Between 12:30 p.m. and 1:00 p.m. featured a spotlight presentation from Jamal Cooley, the Social Media Coordinator for the Philadelphia Eagles. Cooley is responsible for providing graphic design and exciting content for fans on the team’s social media platforms.

There was also Austin Weitman from 1:00 p.m. to 1:30 p.m. Weitman graduated from ESU in 2022 and went on to become an Account Executive for Madison Square Garden, specializing in sports management for the venue and its sister businesses. 

Each of the thirteen speakers had so much to offer in terms of how they utilized their experiences at ESU to excel in their own careers. Palmeri and Egan took the initiative to diversify their speaker pool as much as they could so undergraduate students, other alumni and attending professors could learn from them. 

In the midst of the everchanging age of social media growth, people in the fields had to adjust to new incorporations of artificial intelligence and influencers; two subjects that were brought up repeatedly throughout the conference. In spite of this, speakers wanted attendees to know that the fields will change for better or worse and that confronting incoming problems at work is inevitable. Speaker Dana Coppola was inspired by a saying from Dr. Mullan that workers should “get comfortable with the uncomfortable”, which means a lot for the complicated professional world students often find themselves in.

A few of the day’s speakers even mentioned that they initially lacked long-term ambitions when first joining the university but were able to zero in on their passions to go forward in finding positions in the professional world. Much like finding real work-life balance, people should know when they feel appreciated for their efforts and presence at whatever job they currently work at.

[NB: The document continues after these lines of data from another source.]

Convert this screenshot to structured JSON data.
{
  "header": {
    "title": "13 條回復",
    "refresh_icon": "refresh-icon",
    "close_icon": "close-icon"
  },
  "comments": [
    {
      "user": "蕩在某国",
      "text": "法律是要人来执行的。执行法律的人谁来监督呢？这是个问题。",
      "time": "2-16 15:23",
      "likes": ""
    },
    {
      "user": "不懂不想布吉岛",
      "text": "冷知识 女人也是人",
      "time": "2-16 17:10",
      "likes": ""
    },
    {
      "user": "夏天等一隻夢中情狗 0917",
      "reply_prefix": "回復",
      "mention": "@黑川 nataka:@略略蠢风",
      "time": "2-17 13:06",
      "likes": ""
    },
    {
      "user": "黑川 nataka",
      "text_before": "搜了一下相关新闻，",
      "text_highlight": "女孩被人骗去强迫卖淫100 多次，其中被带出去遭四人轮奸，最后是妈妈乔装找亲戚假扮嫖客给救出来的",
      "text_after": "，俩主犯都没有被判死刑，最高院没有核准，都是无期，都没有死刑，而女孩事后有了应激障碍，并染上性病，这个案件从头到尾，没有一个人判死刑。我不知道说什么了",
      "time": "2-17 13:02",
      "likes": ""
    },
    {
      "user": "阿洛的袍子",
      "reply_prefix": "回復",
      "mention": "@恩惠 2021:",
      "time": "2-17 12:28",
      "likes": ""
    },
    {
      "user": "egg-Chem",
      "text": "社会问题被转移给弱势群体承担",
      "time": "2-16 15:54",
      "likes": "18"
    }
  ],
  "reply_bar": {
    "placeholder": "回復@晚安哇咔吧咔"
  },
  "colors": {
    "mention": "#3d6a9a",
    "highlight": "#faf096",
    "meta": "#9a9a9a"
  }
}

Speakers advised students to know their worth when it comes to communication accessibility, salary, and time management. To quote speaker Laurie Monteforte of Strong Mountain Media: “When taking a Path to the Peak, it’s okay if the mountain changes.” 

For advice in starting as soon as possible, students already did well just by attending the conference, which itself was a great way to network with like-minded people and look into getting their foot in the door through LinkedIn and other means of reaching out to businesses. 

The event was overall a major success for PRSSA and everyone who attended that day. These now annual conferences are sure to have some profound effects on incoming students of all majors. Palmeri and Egan hope this conference represents a fresh start for the club’s legacy.